Gosh, I'm too exhausted to dig into this right now but there really is a ton of stuff on this. I think what you need to be looking for is the trend known as Orientalism which drew on the architecture, literature, and decorative arts of Asia, broadly taken. That term alone should help you open up some paths for research, stuff like this, this, this. It's definitely a thing. What's interesting is that you get to look at orientalism as applied to landscape design, which was pretty much an entirely new art form in the late 19th century, so that's a very particular but super interesting niche. Good luck.
posted by Miko at 8:44 PM on June 7, 2013


I have already found lots of books from about 1960 to the present on Persian/Mughal garden designs, but it struck me as I was reading them that back in 1915 the guy doing the design didn't have access to a lot of this information.

Napolean's expedition to Egypt (and the Description de l'Égypte) was 1798 to 1801 - more than a century before this guy drew up plans. The French Geographic Society was founded in 1821. French scholars were doing up special purpose architectural encyclopedias in (yadda yadda, google search, wikipedia, yadda yadda).
posted by sebastienbailard at 8:48 PM on June 7, 2013


*not new art form really, that's not quite fair, it was a new profession.
posted by Miko at 8:50 PM on June 7, 2013


So it may be that the term I'm looking for is "Indo-Saracenic Revival"

I'm trying out google scholar with the search terms encyclopedia and architecture with a date range of 1880-1920. And, with the same date range, Persian and garden.

Also, for future reference, the Middle East Garden website is quite nice on actual Persian/Mughal gardens.

I'm not interested in the Egyptian expedition and the craze for Egyptian things that followed. While there are Assyrian and Greek elements in addition to the Persian/Mughal garden, there appear to be no Egyptian-themed items.
posted by sciencegeek at 3:35 AM on June 8, 2013 [1 favorite]

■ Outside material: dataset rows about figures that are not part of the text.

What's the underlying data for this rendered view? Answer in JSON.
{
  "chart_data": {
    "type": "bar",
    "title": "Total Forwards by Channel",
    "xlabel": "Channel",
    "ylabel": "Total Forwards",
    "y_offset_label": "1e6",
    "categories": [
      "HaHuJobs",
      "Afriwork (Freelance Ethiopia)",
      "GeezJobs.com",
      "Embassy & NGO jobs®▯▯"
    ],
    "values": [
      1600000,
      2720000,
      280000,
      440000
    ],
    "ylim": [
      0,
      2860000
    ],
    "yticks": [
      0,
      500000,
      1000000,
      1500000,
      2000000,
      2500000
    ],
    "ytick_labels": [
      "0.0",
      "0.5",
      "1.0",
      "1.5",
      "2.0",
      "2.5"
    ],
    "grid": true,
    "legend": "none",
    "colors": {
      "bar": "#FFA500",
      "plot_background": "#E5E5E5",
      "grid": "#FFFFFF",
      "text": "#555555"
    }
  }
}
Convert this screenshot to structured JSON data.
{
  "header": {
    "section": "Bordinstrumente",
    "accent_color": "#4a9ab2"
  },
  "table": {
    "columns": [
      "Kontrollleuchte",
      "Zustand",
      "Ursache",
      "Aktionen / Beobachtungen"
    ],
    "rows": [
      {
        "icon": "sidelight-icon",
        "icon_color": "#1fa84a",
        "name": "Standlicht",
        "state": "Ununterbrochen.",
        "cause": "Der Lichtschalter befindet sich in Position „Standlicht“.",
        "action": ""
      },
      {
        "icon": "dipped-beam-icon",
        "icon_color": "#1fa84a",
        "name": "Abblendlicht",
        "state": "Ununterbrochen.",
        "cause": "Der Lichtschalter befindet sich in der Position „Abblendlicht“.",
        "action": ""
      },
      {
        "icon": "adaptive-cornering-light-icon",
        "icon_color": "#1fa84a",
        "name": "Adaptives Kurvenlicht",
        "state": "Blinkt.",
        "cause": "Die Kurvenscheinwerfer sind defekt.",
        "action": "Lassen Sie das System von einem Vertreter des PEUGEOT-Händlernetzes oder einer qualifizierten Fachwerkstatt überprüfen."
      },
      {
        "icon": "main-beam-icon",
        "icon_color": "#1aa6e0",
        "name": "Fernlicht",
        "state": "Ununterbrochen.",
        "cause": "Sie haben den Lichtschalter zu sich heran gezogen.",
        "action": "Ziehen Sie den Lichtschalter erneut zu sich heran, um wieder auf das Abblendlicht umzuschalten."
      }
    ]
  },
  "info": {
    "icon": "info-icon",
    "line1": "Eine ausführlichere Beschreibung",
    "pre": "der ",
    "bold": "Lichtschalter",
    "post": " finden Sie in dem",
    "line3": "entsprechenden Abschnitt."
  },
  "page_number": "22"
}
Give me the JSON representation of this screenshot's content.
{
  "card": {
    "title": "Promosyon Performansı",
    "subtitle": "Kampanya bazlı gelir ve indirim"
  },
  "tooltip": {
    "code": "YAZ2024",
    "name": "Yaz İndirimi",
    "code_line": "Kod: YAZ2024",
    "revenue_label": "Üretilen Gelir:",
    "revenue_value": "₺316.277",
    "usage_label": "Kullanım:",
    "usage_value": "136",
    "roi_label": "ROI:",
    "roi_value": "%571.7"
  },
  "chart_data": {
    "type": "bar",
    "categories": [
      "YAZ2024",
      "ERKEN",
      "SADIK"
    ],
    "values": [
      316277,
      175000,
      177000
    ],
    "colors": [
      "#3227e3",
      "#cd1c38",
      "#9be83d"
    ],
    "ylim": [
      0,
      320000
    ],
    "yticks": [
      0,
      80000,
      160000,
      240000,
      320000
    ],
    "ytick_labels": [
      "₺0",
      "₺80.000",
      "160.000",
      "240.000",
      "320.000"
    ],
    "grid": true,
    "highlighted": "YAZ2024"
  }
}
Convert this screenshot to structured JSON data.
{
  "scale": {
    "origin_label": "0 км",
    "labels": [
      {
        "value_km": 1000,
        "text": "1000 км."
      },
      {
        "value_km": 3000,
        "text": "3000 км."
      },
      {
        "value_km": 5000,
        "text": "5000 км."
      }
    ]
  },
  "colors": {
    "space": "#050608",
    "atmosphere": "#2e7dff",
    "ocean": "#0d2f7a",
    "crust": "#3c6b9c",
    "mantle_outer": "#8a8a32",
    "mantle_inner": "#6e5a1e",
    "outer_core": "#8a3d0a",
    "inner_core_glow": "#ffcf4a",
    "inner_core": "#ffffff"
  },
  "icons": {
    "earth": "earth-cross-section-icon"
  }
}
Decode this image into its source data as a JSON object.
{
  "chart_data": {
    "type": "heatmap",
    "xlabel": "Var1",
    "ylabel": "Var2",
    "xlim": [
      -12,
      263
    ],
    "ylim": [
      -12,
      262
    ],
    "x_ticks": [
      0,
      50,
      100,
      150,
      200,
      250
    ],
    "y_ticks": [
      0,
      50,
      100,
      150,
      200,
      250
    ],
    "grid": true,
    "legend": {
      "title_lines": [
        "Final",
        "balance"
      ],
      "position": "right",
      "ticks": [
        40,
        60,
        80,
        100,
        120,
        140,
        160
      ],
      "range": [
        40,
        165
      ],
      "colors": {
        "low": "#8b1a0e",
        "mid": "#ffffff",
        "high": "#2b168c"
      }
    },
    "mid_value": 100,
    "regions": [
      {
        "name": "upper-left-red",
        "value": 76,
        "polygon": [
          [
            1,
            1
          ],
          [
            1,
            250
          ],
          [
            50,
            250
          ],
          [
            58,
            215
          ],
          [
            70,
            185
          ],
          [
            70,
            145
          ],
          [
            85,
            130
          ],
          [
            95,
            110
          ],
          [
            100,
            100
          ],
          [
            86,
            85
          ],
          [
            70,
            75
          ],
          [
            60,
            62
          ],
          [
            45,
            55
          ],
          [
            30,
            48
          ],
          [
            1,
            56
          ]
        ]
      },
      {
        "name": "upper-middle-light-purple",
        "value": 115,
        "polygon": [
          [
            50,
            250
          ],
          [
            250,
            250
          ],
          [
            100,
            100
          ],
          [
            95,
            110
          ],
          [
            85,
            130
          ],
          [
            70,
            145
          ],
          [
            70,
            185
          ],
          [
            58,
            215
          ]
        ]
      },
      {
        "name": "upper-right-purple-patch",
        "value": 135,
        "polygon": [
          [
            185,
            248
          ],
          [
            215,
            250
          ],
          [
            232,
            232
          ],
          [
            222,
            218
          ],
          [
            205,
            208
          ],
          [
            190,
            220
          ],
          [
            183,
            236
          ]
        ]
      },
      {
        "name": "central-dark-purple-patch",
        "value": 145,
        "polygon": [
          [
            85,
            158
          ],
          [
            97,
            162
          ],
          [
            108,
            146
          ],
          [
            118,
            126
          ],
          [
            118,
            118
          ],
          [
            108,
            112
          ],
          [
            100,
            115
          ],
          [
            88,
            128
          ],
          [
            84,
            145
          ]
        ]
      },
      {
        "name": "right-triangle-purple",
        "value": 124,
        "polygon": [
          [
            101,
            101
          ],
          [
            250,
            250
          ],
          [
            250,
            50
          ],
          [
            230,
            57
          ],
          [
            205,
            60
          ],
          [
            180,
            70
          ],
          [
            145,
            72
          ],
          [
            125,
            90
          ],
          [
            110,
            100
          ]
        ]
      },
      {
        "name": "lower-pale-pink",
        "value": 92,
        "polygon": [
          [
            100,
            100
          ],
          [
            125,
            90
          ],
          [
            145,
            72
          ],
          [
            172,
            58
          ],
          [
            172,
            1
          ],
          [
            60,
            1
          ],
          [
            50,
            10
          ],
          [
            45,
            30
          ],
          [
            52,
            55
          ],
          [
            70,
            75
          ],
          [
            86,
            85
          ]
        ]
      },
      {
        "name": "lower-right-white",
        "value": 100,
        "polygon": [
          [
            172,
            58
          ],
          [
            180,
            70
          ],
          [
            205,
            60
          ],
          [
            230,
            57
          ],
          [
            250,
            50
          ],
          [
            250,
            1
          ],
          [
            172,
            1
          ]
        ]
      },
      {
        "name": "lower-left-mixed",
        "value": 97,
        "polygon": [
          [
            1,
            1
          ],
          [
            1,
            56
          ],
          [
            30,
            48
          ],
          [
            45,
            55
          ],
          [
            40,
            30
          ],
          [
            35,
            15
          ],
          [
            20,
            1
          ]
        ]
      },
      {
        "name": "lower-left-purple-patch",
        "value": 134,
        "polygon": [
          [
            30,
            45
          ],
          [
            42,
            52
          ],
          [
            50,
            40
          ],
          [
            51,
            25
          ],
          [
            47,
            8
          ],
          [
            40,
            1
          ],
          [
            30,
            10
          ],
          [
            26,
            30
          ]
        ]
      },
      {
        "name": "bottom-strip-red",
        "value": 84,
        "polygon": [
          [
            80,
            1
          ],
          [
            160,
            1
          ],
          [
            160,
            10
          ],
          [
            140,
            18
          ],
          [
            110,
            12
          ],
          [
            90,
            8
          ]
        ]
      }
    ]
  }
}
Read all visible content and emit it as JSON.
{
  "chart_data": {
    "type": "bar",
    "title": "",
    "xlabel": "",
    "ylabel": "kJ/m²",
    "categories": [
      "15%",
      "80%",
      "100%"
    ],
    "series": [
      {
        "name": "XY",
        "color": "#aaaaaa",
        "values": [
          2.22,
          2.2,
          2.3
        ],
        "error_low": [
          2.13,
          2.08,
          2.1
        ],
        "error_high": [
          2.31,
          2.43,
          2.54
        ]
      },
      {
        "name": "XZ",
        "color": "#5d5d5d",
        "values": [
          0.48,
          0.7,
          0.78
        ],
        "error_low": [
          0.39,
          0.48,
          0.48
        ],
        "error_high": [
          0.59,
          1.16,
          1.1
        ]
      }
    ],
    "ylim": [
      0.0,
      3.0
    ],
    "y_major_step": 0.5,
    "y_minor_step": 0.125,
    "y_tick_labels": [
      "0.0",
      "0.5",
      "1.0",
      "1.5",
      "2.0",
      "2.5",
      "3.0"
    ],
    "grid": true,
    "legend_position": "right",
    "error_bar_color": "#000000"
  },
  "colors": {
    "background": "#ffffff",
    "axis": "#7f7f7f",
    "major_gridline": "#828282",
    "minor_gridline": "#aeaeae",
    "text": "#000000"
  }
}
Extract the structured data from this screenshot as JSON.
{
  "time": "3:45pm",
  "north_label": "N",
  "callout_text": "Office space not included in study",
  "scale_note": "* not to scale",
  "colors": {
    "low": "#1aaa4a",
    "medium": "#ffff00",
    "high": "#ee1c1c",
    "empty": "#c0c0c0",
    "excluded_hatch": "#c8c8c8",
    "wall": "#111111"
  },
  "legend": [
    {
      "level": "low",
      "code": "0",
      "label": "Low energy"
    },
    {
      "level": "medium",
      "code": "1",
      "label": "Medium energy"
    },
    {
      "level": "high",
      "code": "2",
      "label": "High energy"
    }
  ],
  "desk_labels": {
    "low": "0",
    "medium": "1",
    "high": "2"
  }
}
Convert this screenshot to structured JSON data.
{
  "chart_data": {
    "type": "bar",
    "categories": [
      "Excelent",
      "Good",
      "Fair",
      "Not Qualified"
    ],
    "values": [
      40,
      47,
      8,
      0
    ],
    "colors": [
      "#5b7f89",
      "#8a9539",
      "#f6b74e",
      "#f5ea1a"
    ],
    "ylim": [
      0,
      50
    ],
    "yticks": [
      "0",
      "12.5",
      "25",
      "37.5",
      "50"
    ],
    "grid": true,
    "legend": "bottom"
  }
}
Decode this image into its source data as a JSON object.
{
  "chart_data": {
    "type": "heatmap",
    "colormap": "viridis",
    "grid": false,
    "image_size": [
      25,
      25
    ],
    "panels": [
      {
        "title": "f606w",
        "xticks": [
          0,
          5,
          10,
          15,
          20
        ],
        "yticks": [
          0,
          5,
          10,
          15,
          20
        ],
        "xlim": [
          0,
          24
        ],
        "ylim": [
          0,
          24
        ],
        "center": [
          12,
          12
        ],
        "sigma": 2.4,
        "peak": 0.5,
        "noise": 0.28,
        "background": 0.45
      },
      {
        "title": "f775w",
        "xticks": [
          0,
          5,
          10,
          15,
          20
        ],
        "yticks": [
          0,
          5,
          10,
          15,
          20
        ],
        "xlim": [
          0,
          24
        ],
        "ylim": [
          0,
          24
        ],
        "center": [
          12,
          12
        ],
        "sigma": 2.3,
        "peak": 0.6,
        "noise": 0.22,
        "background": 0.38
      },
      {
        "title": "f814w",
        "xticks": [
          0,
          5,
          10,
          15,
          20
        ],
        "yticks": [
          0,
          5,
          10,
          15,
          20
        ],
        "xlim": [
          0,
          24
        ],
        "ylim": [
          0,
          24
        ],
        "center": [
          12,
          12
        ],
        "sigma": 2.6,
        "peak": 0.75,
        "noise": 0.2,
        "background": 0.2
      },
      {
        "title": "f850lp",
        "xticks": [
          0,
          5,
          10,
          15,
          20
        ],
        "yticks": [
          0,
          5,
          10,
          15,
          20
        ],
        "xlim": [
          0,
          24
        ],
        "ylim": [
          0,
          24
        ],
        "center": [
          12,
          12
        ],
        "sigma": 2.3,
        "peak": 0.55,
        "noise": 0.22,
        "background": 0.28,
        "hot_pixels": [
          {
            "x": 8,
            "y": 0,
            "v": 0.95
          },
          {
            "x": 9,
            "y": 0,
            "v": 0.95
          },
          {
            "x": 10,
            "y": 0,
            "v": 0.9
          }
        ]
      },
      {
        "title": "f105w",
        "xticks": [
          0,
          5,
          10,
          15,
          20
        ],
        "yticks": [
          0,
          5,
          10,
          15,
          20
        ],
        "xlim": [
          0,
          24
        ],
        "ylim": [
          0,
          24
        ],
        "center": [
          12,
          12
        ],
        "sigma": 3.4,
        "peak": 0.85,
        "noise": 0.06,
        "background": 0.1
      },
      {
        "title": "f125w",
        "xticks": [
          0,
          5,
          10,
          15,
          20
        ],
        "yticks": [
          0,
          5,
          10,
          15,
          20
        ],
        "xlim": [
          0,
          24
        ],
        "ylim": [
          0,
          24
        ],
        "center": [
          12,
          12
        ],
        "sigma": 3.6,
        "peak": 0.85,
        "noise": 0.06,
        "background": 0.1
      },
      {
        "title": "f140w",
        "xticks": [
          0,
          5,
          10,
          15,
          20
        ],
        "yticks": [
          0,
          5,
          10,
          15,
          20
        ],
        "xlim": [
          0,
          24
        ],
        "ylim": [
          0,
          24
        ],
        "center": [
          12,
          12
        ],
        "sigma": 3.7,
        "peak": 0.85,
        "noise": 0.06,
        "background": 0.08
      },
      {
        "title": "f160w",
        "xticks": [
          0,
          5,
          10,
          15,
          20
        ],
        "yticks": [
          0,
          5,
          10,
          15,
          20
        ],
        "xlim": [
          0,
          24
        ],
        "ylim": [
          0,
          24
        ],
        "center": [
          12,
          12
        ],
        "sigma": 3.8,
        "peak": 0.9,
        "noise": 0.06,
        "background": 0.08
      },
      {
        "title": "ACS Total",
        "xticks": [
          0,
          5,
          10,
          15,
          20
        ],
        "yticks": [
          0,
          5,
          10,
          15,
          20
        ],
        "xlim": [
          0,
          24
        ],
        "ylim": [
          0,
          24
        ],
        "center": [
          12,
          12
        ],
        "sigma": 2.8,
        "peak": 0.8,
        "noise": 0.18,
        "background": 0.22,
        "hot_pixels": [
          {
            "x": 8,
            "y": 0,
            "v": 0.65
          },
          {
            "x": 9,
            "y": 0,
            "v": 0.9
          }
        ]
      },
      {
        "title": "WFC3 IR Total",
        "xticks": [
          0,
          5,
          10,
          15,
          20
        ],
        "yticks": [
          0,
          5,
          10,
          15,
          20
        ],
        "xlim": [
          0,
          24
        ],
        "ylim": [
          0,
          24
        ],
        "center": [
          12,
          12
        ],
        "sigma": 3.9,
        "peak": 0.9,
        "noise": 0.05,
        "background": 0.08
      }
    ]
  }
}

Of course I'm an idiot - the chair of our board is an architect and I should have asked him in the first place. He showed up Saturday morning at the garden and I barely got my question out and he completely understood what I was interested in and suggested Gardens of the Great Mughals by Constance Mary Stuart Villiers. Apparently there's also a vaguely reasonable masters thesis from a guy who was at Columbia on the designer of the garden (William Welles Bosworth) which mentions books in Bosworth's library.

Now to figure out a way to access this thesis...
posted by sciencegeek at 3:14 AM on June 9, 2013 [1 favorite]


So it may be that the term I'm looking for is "Indo-Saracenic Revival"

Regarding that, I wonder if The Jeypore Portfolio of Architectural Details (1890) could have included some Mughal gardens. (Via google) The book apparently was intended to be a mix-and-match sourcebook but would have included a few prominent Indian gardens.